Red-faced with embarrassment from his UPM stock-selling fiasco, which initially prompted intense speculation on profiteering, The Toad of Finland, Finnish foreign minister Erkki Tuomioja, decides to deflect attention from his imbroglio by attempting to bait and trap former president and fellow social democrat Martti Ahtisaari by speculating on his reasons in continuing to sit on the board of directors of UPM. Forgetting for a moment the fact that Tuomioja’s neglecting his purview in the foreign ministry, – not the finance or interior ministry – Tuomioja’s desperate attack does point out a certain conflict of interest that indeed needs to be explored:
Why do so many Finnish social democrats sit on the boards of private Finnish corporations, or are employed by banks and other free-market institutions? As this is already a conflict of interest from a political point of view, does it not make sense for social democrats to take example from Tuomioja and divest themselves from these seats of capitalist power and privilege? Or do the perks of power make the seats so tempting that somehow all of it gets rationalized in the end?

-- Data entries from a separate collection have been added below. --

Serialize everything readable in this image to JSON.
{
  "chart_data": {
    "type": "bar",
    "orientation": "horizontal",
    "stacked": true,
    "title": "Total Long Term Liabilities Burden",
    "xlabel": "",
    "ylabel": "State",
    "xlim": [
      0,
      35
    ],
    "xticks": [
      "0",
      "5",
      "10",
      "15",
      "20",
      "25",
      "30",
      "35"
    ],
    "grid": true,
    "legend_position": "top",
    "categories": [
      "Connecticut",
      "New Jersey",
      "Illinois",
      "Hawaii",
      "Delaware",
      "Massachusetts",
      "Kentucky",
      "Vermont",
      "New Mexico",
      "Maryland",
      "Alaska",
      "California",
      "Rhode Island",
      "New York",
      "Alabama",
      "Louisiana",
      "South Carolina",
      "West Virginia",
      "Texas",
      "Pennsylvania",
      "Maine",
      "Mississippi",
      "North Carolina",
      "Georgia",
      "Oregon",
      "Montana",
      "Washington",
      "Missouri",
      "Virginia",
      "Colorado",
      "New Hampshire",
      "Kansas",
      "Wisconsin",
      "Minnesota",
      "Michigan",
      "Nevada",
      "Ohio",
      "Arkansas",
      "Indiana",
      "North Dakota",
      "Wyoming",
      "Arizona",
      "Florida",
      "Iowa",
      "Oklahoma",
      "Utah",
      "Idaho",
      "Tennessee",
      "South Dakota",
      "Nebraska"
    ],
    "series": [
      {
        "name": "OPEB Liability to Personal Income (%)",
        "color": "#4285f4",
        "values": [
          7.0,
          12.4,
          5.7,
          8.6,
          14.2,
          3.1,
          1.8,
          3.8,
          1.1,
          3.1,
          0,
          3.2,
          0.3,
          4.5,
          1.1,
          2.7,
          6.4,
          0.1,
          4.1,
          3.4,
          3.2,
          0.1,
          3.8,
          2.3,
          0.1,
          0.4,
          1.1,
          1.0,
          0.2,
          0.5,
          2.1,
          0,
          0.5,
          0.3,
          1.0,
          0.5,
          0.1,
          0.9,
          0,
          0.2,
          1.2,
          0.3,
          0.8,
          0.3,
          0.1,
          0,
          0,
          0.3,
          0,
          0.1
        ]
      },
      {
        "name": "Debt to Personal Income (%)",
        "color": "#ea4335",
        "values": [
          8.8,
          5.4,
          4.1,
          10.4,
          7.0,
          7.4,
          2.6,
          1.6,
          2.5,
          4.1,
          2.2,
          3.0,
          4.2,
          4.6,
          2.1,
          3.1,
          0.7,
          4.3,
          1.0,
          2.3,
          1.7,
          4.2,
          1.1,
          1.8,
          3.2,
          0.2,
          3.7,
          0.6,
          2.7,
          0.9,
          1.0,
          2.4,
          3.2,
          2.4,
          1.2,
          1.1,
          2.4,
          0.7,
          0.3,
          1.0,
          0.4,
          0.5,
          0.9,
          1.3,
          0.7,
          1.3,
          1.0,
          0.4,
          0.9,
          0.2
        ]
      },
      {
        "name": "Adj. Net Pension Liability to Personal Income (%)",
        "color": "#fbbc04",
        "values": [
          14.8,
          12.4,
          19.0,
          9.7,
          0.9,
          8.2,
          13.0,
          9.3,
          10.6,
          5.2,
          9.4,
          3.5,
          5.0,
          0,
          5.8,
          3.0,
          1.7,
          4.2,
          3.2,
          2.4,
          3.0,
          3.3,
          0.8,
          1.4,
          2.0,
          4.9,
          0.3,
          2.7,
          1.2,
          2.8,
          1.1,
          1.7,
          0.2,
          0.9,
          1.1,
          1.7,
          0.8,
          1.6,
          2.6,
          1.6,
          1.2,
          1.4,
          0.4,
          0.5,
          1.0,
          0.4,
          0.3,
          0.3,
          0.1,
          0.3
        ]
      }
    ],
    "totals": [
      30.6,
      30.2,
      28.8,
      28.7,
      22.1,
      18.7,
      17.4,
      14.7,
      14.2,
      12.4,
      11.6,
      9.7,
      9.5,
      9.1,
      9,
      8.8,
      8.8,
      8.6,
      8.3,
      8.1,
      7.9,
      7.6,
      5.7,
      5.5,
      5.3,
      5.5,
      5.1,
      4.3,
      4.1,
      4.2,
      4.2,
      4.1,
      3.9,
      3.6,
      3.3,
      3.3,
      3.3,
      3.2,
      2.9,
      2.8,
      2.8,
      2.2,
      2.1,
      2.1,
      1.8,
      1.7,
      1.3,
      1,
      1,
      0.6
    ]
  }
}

Social democrats are forever preaching about social morality, so much so that you would think most of them are just rehashing fundamentals learned in a Lutheran confirmation school. If corporations truly are behaving in an immoral way when they try to stay competitive on the global markets, shouldn’t social democrats do the right thing and resign those seats, especially at UPM where, as Tuomioja points out, their efforts have been in vain?